Agent léger – Agent allégé par machine virtuelle (VM), l'analyse étant déléguée au SVM.
Contrôle des applications – Liste blanche avec refus par défaut pour les images de postes de travail virtuels.
Gestion des correctifs – Évaluation des vulnérabilités et application des correctifs incluses dans l’offre Enterprise.
Large prise en charge des hyperviseurs – VMware, Hyper-V, Citrix, KVM, Proxmox et Nutanix.
Remarque importante – Pas de module EDR ni de gestion du chiffrement.
Protection Light Agent – Protection des fichiers, des processus et de la mémoire sur chaque poste de travail virtuel.
Contrôle des applications – Liste blanche et refus par défaut pour les systèmes d’exploitation des postes de travail.
Gestion des vulnérabilités et des correctifs – Analyse les logiciels installés et distribue de manière centralisée les mises à jour manquantes.
Surveillance de l’intégrité des fichiers – Enregistre les modifications apportées aux fichiers protégés et aux clés de registre.
Connecteurs SIEM – Transmet les événements de sécurité à un système SIEM existant.
Important – Pas de composant EDR ; la détection et la réponse nécessitent un produit distinct.
Kaspersky Hybrid Cloud Security Enterprise, Desktop est la licence de niveau Entreprise destinée à la protection des postes de travail virtuels. Elle s’appuie sur l’architecture Kaspersky Security for Virtualization Light Agent, à l’origine de cette gamme et toujours fournie avec le produit. La protection est gérée de manière centralisée depuis Kaspersky Security Center, soit sur site, soit via la console Cloud.

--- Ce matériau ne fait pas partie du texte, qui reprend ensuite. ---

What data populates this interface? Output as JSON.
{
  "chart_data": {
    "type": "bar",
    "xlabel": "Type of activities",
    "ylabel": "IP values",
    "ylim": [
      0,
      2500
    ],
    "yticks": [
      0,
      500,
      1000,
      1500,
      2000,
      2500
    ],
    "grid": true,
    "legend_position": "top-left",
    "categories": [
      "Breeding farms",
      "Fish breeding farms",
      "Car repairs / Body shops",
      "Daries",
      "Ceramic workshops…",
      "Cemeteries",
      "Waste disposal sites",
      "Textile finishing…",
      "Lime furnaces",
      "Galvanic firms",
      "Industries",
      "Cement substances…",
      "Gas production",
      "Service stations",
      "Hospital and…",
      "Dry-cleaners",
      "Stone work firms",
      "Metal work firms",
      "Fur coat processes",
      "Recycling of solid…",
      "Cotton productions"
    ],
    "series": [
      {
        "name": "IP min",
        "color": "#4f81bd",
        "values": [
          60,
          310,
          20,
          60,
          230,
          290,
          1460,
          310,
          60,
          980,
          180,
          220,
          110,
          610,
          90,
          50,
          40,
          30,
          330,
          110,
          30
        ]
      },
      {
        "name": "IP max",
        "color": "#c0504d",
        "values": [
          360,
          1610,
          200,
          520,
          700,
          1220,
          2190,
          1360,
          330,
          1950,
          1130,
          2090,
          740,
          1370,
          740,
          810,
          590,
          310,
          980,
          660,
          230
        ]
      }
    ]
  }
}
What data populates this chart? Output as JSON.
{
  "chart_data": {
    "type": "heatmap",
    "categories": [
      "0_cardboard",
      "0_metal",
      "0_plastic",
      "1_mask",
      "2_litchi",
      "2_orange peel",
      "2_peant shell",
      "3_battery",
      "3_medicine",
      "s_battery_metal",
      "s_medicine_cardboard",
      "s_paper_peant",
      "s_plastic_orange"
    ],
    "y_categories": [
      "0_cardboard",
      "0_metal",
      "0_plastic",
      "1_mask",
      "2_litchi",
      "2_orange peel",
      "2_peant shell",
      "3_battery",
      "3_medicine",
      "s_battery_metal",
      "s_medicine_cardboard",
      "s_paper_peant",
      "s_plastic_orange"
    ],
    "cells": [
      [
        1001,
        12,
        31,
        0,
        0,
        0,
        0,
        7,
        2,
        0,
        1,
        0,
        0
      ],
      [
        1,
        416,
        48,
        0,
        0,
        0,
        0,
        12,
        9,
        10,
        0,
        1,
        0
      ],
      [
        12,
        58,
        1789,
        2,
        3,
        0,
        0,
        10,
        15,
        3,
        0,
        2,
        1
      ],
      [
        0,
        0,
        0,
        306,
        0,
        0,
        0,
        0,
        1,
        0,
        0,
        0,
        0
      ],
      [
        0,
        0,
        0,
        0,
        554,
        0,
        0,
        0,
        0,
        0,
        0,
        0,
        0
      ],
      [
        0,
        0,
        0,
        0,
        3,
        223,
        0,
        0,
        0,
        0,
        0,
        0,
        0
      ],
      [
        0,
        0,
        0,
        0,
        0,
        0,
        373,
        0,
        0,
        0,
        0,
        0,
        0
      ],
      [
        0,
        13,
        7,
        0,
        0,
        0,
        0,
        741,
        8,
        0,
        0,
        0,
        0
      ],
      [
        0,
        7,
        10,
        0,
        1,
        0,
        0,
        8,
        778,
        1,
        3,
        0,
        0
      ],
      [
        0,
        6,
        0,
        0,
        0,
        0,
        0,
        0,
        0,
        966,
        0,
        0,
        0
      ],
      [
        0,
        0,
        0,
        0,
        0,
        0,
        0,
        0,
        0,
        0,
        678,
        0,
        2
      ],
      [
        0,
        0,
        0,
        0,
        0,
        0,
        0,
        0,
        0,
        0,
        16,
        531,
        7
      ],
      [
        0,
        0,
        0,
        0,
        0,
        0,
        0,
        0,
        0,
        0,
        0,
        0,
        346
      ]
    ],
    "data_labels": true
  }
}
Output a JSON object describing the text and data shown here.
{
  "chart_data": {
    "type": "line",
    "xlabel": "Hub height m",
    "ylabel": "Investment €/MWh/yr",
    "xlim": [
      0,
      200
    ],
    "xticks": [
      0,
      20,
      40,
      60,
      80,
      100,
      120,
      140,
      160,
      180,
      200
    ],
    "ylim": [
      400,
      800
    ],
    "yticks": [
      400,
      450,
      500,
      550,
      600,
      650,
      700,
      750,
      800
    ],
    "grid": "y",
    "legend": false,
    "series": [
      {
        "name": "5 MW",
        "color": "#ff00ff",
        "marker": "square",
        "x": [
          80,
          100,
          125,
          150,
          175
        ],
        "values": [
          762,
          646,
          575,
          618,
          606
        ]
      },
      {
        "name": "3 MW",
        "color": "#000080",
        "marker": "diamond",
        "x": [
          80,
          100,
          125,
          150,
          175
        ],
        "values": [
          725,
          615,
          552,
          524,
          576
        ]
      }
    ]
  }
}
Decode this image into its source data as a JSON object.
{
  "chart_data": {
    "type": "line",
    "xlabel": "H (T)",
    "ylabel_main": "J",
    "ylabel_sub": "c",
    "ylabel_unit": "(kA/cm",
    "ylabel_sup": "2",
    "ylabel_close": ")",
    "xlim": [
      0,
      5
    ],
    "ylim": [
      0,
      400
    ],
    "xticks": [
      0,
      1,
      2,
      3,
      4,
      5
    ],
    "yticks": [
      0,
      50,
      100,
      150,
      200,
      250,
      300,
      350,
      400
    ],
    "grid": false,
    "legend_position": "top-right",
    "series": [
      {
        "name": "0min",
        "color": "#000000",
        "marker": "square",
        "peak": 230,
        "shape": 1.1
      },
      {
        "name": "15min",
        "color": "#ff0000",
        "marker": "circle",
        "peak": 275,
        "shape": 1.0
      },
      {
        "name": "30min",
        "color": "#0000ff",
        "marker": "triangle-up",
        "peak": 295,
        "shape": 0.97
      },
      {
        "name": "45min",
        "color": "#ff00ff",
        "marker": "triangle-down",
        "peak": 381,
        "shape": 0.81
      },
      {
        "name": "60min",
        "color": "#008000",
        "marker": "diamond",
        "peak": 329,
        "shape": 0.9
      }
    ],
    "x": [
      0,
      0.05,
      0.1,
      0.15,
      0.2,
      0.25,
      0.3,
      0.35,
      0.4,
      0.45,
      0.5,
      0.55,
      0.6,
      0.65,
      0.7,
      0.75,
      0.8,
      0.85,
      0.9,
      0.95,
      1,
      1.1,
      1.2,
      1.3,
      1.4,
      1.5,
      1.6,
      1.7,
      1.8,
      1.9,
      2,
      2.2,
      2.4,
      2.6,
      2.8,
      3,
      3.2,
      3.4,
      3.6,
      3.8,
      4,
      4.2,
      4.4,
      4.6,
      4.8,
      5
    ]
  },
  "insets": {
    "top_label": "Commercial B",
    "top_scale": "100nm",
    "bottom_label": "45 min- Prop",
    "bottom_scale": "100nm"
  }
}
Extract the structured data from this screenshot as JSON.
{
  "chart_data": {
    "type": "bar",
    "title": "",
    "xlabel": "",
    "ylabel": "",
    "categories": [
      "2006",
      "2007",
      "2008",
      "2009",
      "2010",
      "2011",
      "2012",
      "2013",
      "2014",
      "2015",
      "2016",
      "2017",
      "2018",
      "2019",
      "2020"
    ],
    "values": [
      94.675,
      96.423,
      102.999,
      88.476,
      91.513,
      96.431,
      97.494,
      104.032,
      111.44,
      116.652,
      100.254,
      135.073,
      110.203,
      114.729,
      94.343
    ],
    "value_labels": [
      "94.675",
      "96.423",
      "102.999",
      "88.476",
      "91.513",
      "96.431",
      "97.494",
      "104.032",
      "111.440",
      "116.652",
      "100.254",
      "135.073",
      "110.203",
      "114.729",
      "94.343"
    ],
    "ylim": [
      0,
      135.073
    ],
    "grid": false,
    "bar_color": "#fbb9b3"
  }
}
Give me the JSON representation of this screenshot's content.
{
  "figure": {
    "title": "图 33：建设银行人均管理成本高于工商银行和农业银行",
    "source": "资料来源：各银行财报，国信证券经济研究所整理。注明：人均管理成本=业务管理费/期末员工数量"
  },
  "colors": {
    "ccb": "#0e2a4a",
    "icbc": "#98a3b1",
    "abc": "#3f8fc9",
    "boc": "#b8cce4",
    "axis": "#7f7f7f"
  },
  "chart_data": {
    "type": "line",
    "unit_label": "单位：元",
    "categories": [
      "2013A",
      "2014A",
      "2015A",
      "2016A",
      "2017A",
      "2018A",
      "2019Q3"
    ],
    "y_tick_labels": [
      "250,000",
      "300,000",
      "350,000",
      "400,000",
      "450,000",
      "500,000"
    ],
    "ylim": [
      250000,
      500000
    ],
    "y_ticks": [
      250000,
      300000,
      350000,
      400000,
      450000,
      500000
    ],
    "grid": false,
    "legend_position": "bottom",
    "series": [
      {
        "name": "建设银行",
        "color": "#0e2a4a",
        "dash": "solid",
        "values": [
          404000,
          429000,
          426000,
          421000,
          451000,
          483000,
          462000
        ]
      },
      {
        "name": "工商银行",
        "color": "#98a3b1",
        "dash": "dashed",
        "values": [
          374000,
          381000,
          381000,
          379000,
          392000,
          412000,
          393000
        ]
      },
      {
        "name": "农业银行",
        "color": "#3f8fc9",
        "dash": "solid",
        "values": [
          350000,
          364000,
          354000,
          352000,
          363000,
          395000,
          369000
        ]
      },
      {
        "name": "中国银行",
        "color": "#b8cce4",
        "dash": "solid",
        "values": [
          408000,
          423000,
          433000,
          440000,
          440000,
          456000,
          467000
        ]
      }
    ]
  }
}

Réduction de la charge des machines virtuelles – L’analyse est transférée vers une machine virtuelle sécurisée partagée.
Un seul ensemble de politiques – Mêmes règles de console pour les postes de travail physiques et virtuels.
Couverture de migration – Les licences pour postes de travail activent également Kaspersky Endpoint Security for Business.
Preuves d’audit – L’intégrité des fichiers et l’inspection des journaux génèrent des enregistrements des modifications pouvant être consultés.
Choix de l’hyperviseur – VMware, Hyper-V, Citrix, KVM, Proxmox et Nutanix sont pris en charge.
Moins de « tempêtes d’analyses » – Les tâches d’analyse sont mises en file d’attente au lieu de démarrer simultanément.
Le facteur déterminant n’est pas l’effectif, mais le fait que vous exploitiez ou non des postes de travail virtuels. Une entreprise disposant de quinze ordinateurs portables physiques et ne disposant d’aucun hyperviseur ne tirera aucun avantage de cette licence, tandis qu’une entreprise de taille moyenne exploitant un parc de postes de travail Citrix ou VMware Horizon pour le personnel de ses succursales correspond exactement au cas de figure visé.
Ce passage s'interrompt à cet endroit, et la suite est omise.